Labor spokesmen replied by reiterating their party’s pledge to submit any Golan agreement to the people for its approval, by referendum or election, before the agreement is ratified.

But there are members of Rabin’s party, and indeed even within his Cabinet, who seem increasingly disenchanted with the idea of a deep or total withdrawal on the Golan.

At the same time, the escalation of fighting in southern Lebanon poses yet another problem for the prime minister: To what extent, if at all, is his military freedom of action limited by the very fact that he is attempting to negotiate with Syria?

Likud leaders like Netanyahu and Sharon insisted this week that the government’s ability to hit back hard at Hezbollah was limited by its negotiations with Syria.

The Likud opposition’s attacks on the government seemed reinforced by an embarrassing spat within the military.

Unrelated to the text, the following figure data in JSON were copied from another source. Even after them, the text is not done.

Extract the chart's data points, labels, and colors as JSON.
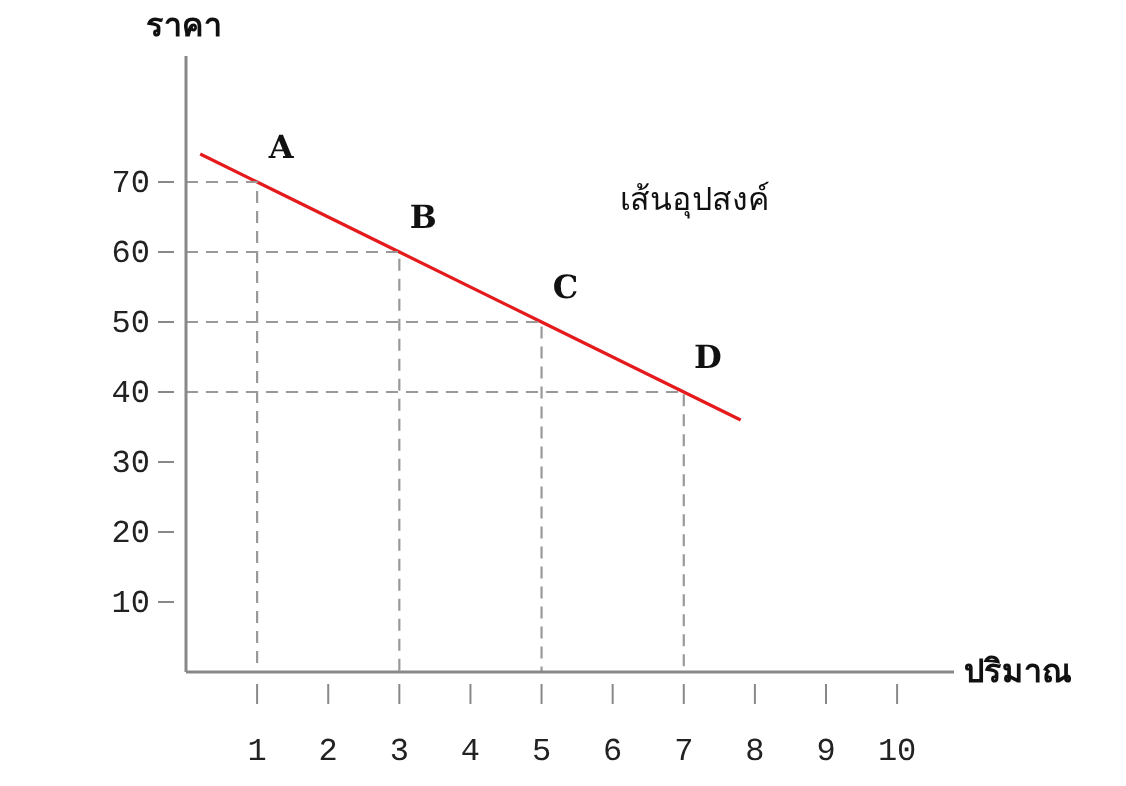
{
  "chart_data": {
    "type": "line",
    "xlabel": "ปริมาณ",
    "ylabel": "ราคา",
    "xlim": [
      0,
      10.8
    ],
    "ylim": [
      0,
      88
    ],
    "xticks": [
      1,
      2,
      3,
      4,
      5,
      6,
      7,
      8,
      9,
      10
    ],
    "yticks": [
      10,
      20,
      30,
      40,
      50,
      60,
      70
    ],
    "grid": false,
    "marker": "none",
    "series": [
      {
        "color": "#e41a1c",
        "x": [
          0.2,
          1,
          3,
          5,
          7,
          7.8
        ],
        "values": [
          74,
          70,
          60,
          50,
          40,
          36
        ],
        "line_style": "solid"
      },
      {
        "color": "#999999",
        "x": [
          0,
          1,
          1
        ],
        "values": [
          70,
          70,
          0
        ],
        "line_style": "dashed"
      },
      {
        "color": "#999999",
        "x": [
          0,
          3,
          3
        ],
        "values": [
          60,
          60,
          0
        ],
        "line_style": "dashed"
      },
      {
        "color": "#999999",
        "x": [
          0,
          5,
          5
        ],
        "values": [
          50,
          50,
          0
        ],
        "line_style": "dashed"
      },
      {
        "color": "#999999",
        "x": [
          0,
          7,
          7
        ],
        "values": [
          40,
          40,
          0
        ],
        "line_style": "dashed"
      }
    ],
    "annotations": [
      {
        "text": "A",
        "x": 1,
        "y": 70
      },
      {
        "text": "B",
        "x": 3,
        "y": 60
      },
      {
        "text": "C",
        "x": 5,
        "y": 50
      },
      {
        "text": "D",
        "x": 7,
        "y": 40
      },
      "เส้นอุปสงค์"
    ]
  }
}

Maj. Gen. Amiram Levine, the new commander of the northern sector, which includes all operations in southern Lebanon, appeared to be contemplating a major military action against Hezbollah bases outside of the security zone.

While his remarks were quickly disclaimed by the chief of staff, Lt. Gen. Ehud Barak, Barak himself sought to dispel the impression that Israel is pulling its punches in Lebanon out of concern for the peace process with Syria.

But in comments this week, Barak also said that if Israel approached Syria with a request to curb Hezbollah action in Lebanon, Israel’s negotiating position could the weakened.

In a further effort to quell the notion of a weak resolve, Peres denied that political constraints were being placed on army operations.

“Any peace negotiations will never prevent or interfere with taking the required measures to ensure quiet and security in the north,” the foreign minister said.